Grower Champagnes

10 Dec

By Sharon Kapnick

They don’t have familiar names like the Big Brands. But they do have lots of charm, personality and character. They are–ta-da!–grower Champagnes. Unlike the prestigious Champagnes with household names, they’re made in limited quantities using grapes from choice, small vineyards that are lavished with individual attention.

These handcrafted, artisan Champagnes aren’t meant to taste the same year after year. They’re created by small growers who prize “individually distinctive flavors,” writes importer Terry Theise. That’s partly why growers are now making wines of their own instead of just selling grapes to the Big Houses (aka the Grandes Marques) like Veuve Clicquot or Taittinger.

The growers like to capture the terroir--the unique flavors derived at specific parcels of land–that is often blended away by the Big Brands, which instead strive to maintain a consistent house style. They prefer to keep their wines original and are less bound by convention. Chardonnay, Pinot Noir and Pinot Meunier, for example, are the usual grapes used in Champagnes; but Moutard Père & Fils and L. Aubry Fils also use Pinot Blanc and/or the obscure grapes Fromenteau (aka Pinot Gris), Arbanne and Petit Meslier in some of their Champagnes. (These grapes were common in Champagne centuries ago; today these seven grapes are the only ones still allowed in Champagne.) Fleury Père & Fils has adopted organic and biodynamic growing methods, which it claims open “the soil and vines to cosmic influences.”

Grower Champagnes have been arriving on U.S. shores in discernible numbers since the mid-’90s. According to the Comité Champagne (CIVC), the trade association of independent Champagne producers and houses, the volume of grower Champagne shipments to the U.S. is, well, growing. In 2012 it comprised 4.2% of total volume, up from 3.8% in 2010 and 2011. They’ve caught on with sophisticated Champagne lovers in part because, as Theise writes, “it’s nicer to buy Champagne from families [rather] than from factories.”

Savvy sommeliers adore these Champagnes, which appear on many top restaurant wine lists. They bring cachet to the lists. Jacob Daugherty, sommelier at David Bouley’s cutting-edge kaiseki restaurant in New York City, said Brushstroke’s list sticks to  grower Champagnes. There’s not a Grande Marque to be found.  Paul Grieco, co-owner of the Terroir wine bars and Hearth restaurant in New York City, said, “The public’s thirst for uniquely great products allows the smaller estates to flourish. They add luster to the polished sheen the Champagne region already wears.”

All this is available at excellent prices, usually no more, and often less, than famous-label Champagnes. Daugherty said, for example, that the highly respected Vilmart grower Champagnes offer 90% of the quality of the famed Krug at one-fourth the price.

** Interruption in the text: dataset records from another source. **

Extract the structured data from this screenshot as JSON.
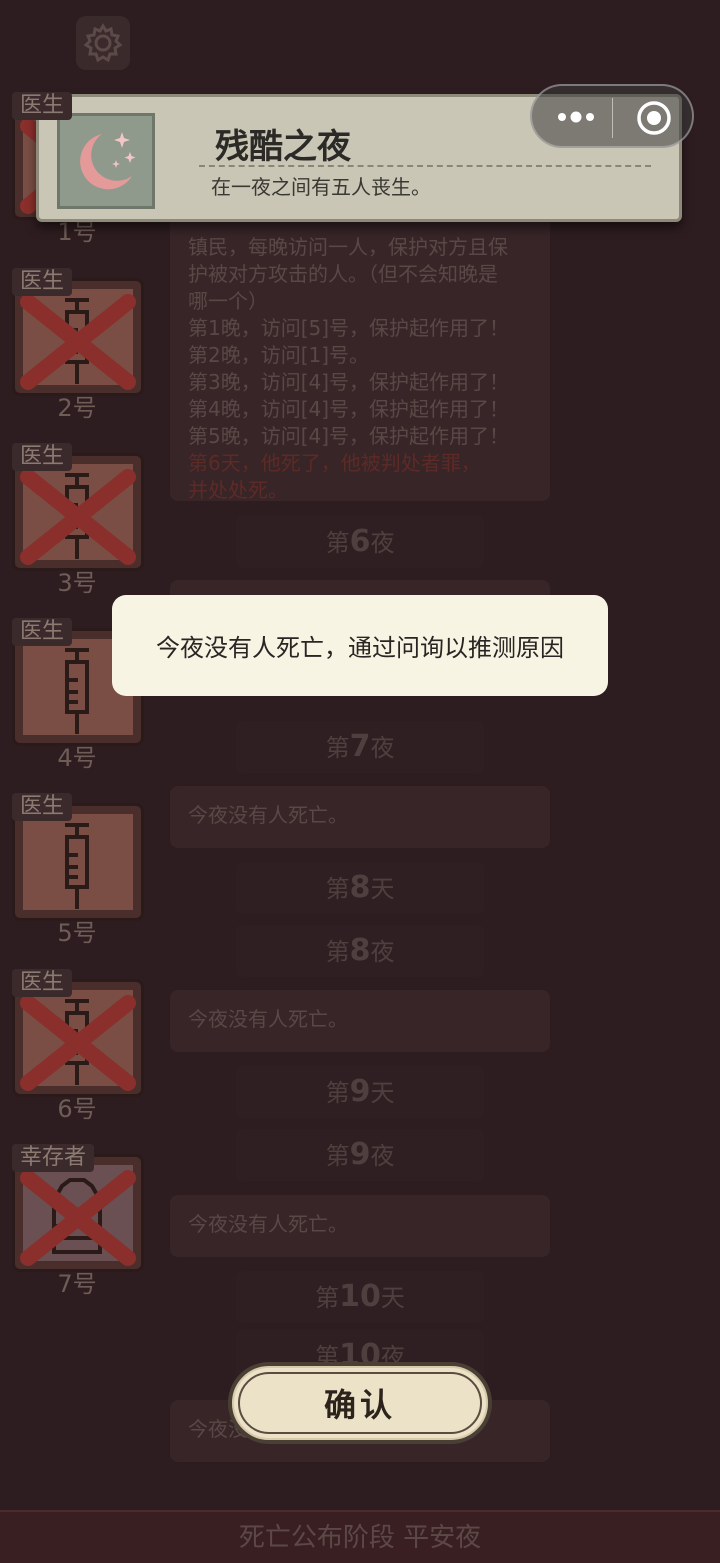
{
  "players": [
    {
      "role": "医生",
      "number": "1号",
      "dead": true
    },
    {
      "role": "医生",
      "number": "2号",
      "dead": true
    },
    {
      "role": "医生",
      "number": "3号",
      "dead": true
    },
    {
      "role": "医生",
      "number": "4号",
      "dead": false
    },
    {
      "role": "医生",
      "number": "5号",
      "dead": false
    },
    {
      "role": "医生",
      "number": "6号",
      "dead": true
    },
    {
      "role": "幸存者",
      "number": "7号",
      "dead": true
    }
  ],
  "log": {
    "entry1": {
      "line1": "镇民，每晚访问一人，保护对方且保",
      "line2": "护被对方攻击的人。（但不会知晚是",
      "line3": "哪一个）",
      "line4": "第1晚，访问[5]号，保护起作用了！",
      "line5": "第2晚，访问[1]号。",
      "line6": "第3晚，访问[4]号，保护起作用了！",
      "line7": "第4晚，访问[4]号，保护起作用了！",
      "line8": "第5晚，访问[4]号，保护起作用了！",
      "red1": "第6天，他死了，他被判处者罪，",
      "red2": "并处处死。"
    },
    "night6": {
      "pre": "第",
      "num": "6",
      "post": "夜"
    },
    "night7": {
      "pre": "第",
      "num": "7",
      "post": "夜"
    },
    "night7_text": "今夜没有人死亡。",
    "day8": {
      "pre": "第",
      "num": "8",
      "post": "天"
    },
    "night8": {
      "pre": "第",
      "num": "8",
      "post": "夜"
    },
    "night8_text": "今夜没有人死亡。",
    "day9": {
      "pre": "第",
      "num": "9",
      "post": "天"
    },
    "night9": {
      "pre": "第",
      "num": "9",
      "post": "夜"
    },
    "night9_text": "今夜没有人死亡。",
    "day10": {
      "pre": "第",
      "num": "10",
      "post": "天"
    },
    "night10": {
      "pre": "第",
      "num": "10",
      "post": "夜"
    },
    "night10_text": "今夜没"
  },
  "banner": {
    "title": "残酷之夜",
    "description": "在一夜之间有五人丧生。"
  },
  "toast": {
    "text": "今夜没有人死亡，通过问询以推测原因"
  },
  "confirm": {
    "label": "确认"
  },
  "bottom_bar": {
    "text": "死亡公布阶段 平安夜"
  },
  "colors": {
    "accent_red": "#c8372f",
    "banner_bg": "#c9c6b6",
    "toast_bg": "#f7f4e4"
  }
}
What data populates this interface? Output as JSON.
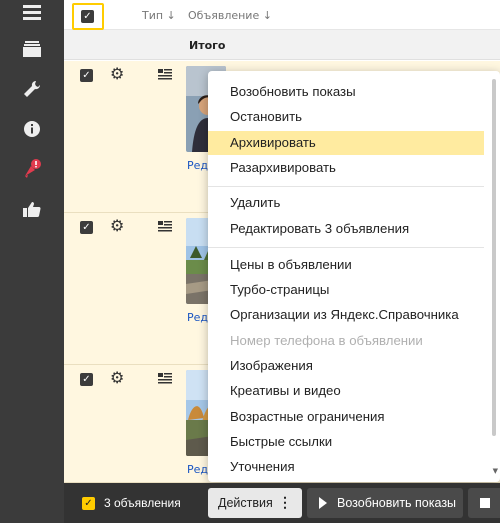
{
  "header": {
    "col_type": "Тип ↓",
    "col_ad": "Объявление ↓",
    "totals_label": "Итого"
  },
  "rows": [
    {
      "edit_link": "Ред"
    },
    {
      "edit_link": "Ред"
    },
    {
      "edit_link": "Ред"
    }
  ],
  "menu": {
    "items": [
      {
        "label": "Возобновить показы"
      },
      {
        "label": "Остановить"
      },
      {
        "label": "Архивировать",
        "state": "highlighted"
      },
      {
        "label": "Разархивировать"
      },
      {
        "label": "Удалить"
      },
      {
        "label": "Редактировать 3 объявления"
      },
      {
        "label": "Цены в объявлении"
      },
      {
        "label": "Турбо-страницы"
      },
      {
        "label": "Организации из Яндекс.Справочника"
      },
      {
        "label": "Номер телефона в объявлении",
        "state": "disabled"
      },
      {
        "label": "Изображения"
      },
      {
        "label": "Креативы и видео"
      },
      {
        "label": "Возрастные ограничения"
      },
      {
        "label": "Быстрые ссылки"
      },
      {
        "label": "Уточнения"
      }
    ]
  },
  "bottom_bar": {
    "selected_count": "3 объявления",
    "actions_label": "Действия",
    "resume_label": "Возобновить показы"
  },
  "colors": {
    "accent_yellow": "#ffcc00",
    "highlight": "#ffeba0",
    "row_bg": "#fff7e0",
    "sidebar": "#3b3b3b",
    "link": "#1a55c2"
  },
  "icons": {
    "sidebar": [
      "menu-icon",
      "layers-icon",
      "wrench-icon",
      "info-icon",
      "rocket-notification-icon",
      "thumbs-up-icon"
    ]
  }
}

Robert Rogness, co-owner of Wine Expo in Santa Monica, Calif., which carries an extensive line of grower Champagnes, also touts the good value of these wines. He said, “The best Champagnes cost much less than the most famous Champagnes because the price of fame is so high.”

To identify grower Champagnes, look for RM (récoltant-manipulant, or grower-producer) on the label. Other producers to seek out include Paul Bara, Henri Billiot , Gaston Chiquet, Egly-Ouriet, René Geoffroy, Pierre Gimonnet & Fils, Larmandier-Bernier, J. Lassalle,  Pierre Peters and Vilmart & Cie.